Here’s some good news for people who like to fill up on pumpkin during this time of year: Research suggests that two carotenoids found in pumpkin, beta- and alpha-carotene, are associated with a reduced risk of type 2 diabetes. Carotenoids are known for their antioxidant properties, and are found in yellow, red, orange, and green fruits and vegetables. The study, published in Nutrition, Metabolism & Cardiovascular Disease, looked at dietary data from 37,846 people who participated in the European Prospective Investigation into Cancer and Nutrition-Netherlands study. Participants filled out diet questionnaires, which researchers used to assess intakes of carotenoids including beta-carotene, alpha-carotene, beta-cryptoxanthin, lycopene, lutein, and zeaxanthin. They found that the average total intake was around 6 to 14 mg per day. During a follow-up period of 8 to 12 years, 915 participants developed type 2 diabetes. After adjusting for age, sex, diabetes risk factors, dietary intake, waist circumference, and BMI, researchers found that:
People with the highest intake of dietary beta-carotene had a 22% diabetes risk-reduction compared to people with the lowest intake.

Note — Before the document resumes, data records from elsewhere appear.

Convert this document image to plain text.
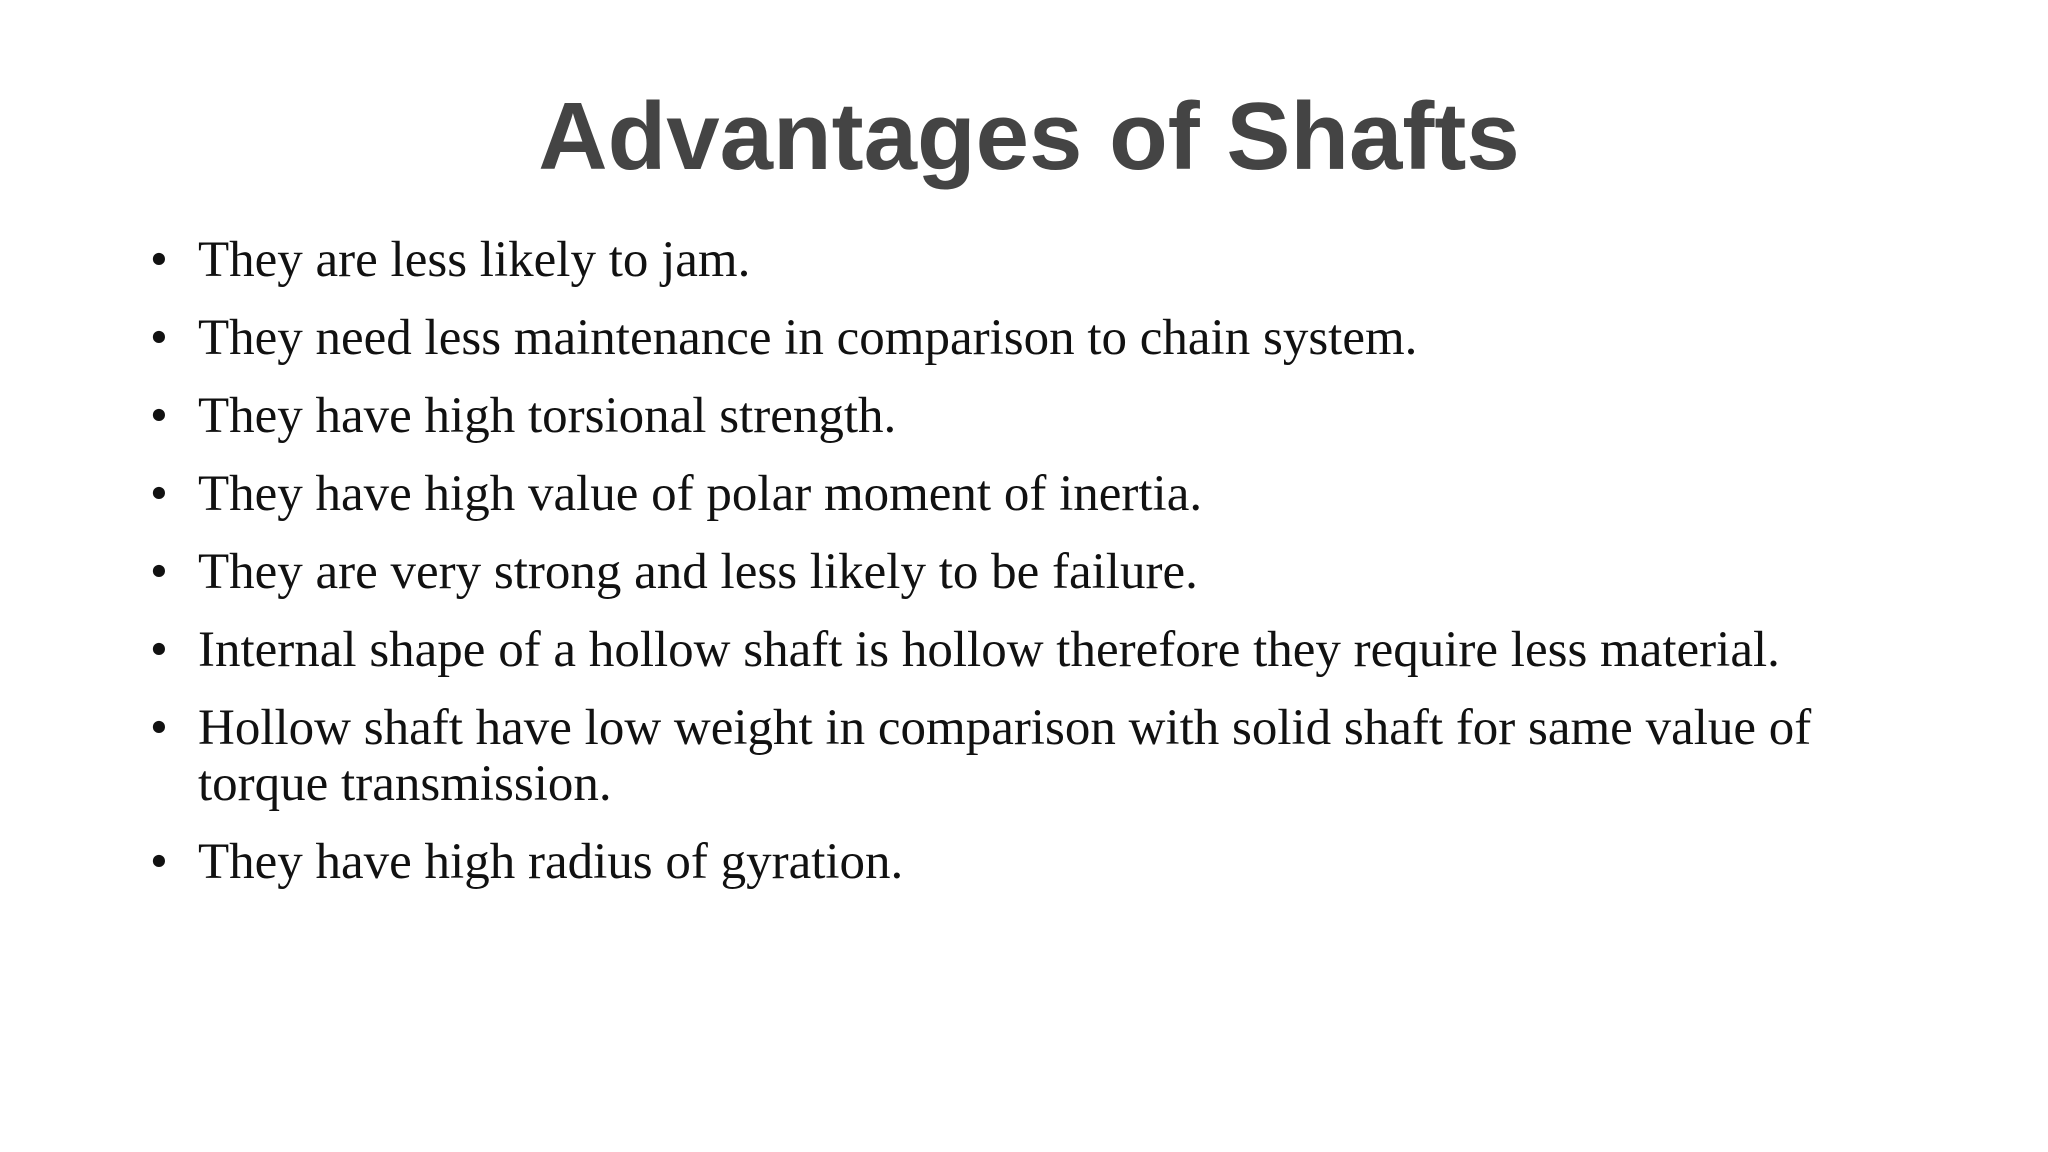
Advantages of Shafts
• They are less likely to jam.
• They need less maintenance in comparison to chain system.
• They have high torsional strength.
• They have high value of polar moment of inertia.
• They are very strong and less likely to be failure.
• Internal shape of a hollow shaft is hollow therefore they require less material.
• Hollow shaft have low weight in comparison with solid shaft for same value of torque transmission.
• They have high radius of gyration.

People with the highest intake of dietary alpha-carotene had a 15% diabetes risk-reduction compared to people with the lowest intake.
Beta-cryptoxanthin, lutein, lycopene, and zeaxanthin intakes were not associated with a decrease or increase in diabetes risk.
The findings suggest that eating a diet full of fruits and vegetables containing beta-carotene and alpha-carotene may provide health benefits. However, more clinical research is needed to link these two carotenoids with a reduced risk of type 2 diabetes. In addition to pumpkin, other fall favorites like carrots, collards, and winter squash also contain beta-carotene and other carotenoids.